I'm about to give a talk to a group of family/friend caregivers and decided to look back into this blog's history to see if there was anything I could include in my talk. I found the piece below. It took me back a year and a half ago when Richard, my sweetie, had open heart surgery and I went from being the designated patient to becoming his caregiver. I realized then that, if I could choose, I'd rather be the ill partner than the well caregiving partner having to watch my beloved suffer and be unable to make it all go away.
Caregivers
Over the past ten years, I have talked to many caretakers of ill partners. Many have been angelic; many have been depleted; all, in their own ways, are heroic. Here is a montage of what I have heard. I am interested in what you have to add from your experience
How profound and humbling and degrading to prepare bland, easily digestible foods and spoon feed them to your partner who on that day at that time is too weak or feverish or pained to be able to feed himself. To wipe the sweat from his face after rounds of chemo. To maneuver him into the shower and wash the urine that leaked down his legs from a bladder no longer control in his control. To run to his side when he calls out, fearing that, this time, something really bad happened.
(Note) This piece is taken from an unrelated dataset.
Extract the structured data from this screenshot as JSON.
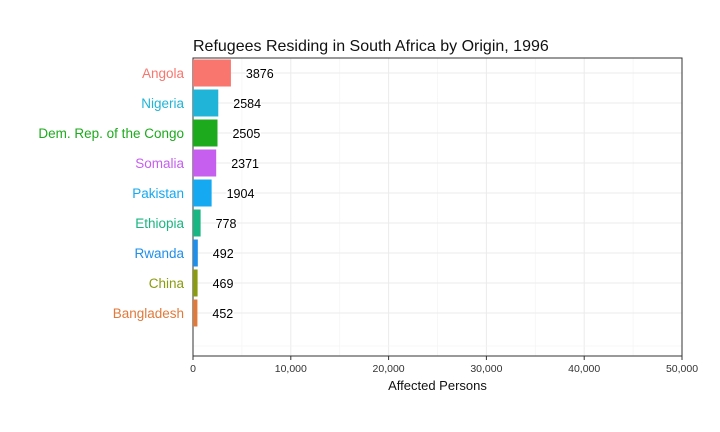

How sacred it feels to read aloud to him from his favorite novel until the strain etched in his face by pain slowly softens, and he slides into sleep. To hear him snore is the sweetest song.
How desperate and hopeful and tedious it feels to discuss endlessly the algorithms of treatment options. Should we (not you) stop this medication, which seems to be losing momentum, and switch to that medicine, which has untested side effects? Should we travel to Johns Hopkins or the Mayo Clinic or the Cleveland Clinic to see the specialist whose monograph on gene therapy or angiogenesis we stumbled across in one of hundreds of web searches? Would it be bad or good to combine acupuncture, Chinese herbs, and chemotherapy? How do we know whom to trust?
How rageful it is to lose the time you were supposed to have, the money that was to build a retirement cottage on the lake, the thousands of moments that were supposed to flow without constraint from one mindless activity to the next.
How tragic when your sacrifices are met with indifference, resentment, or manipulation. When family and community expect you to sacrifice endlessly for his comfort and safety. And when you berate yourself for an instance of selfishness, and eventually have been worn so thin that you can no longer distinguish between selfish and selfless.
How profoundly sweet it is to know that you are helping, you are making his life worth living, even though you can't make him well. You are making him better. How very special it is to have found that, through illness, you have been able to rediscover how much you truly love each other.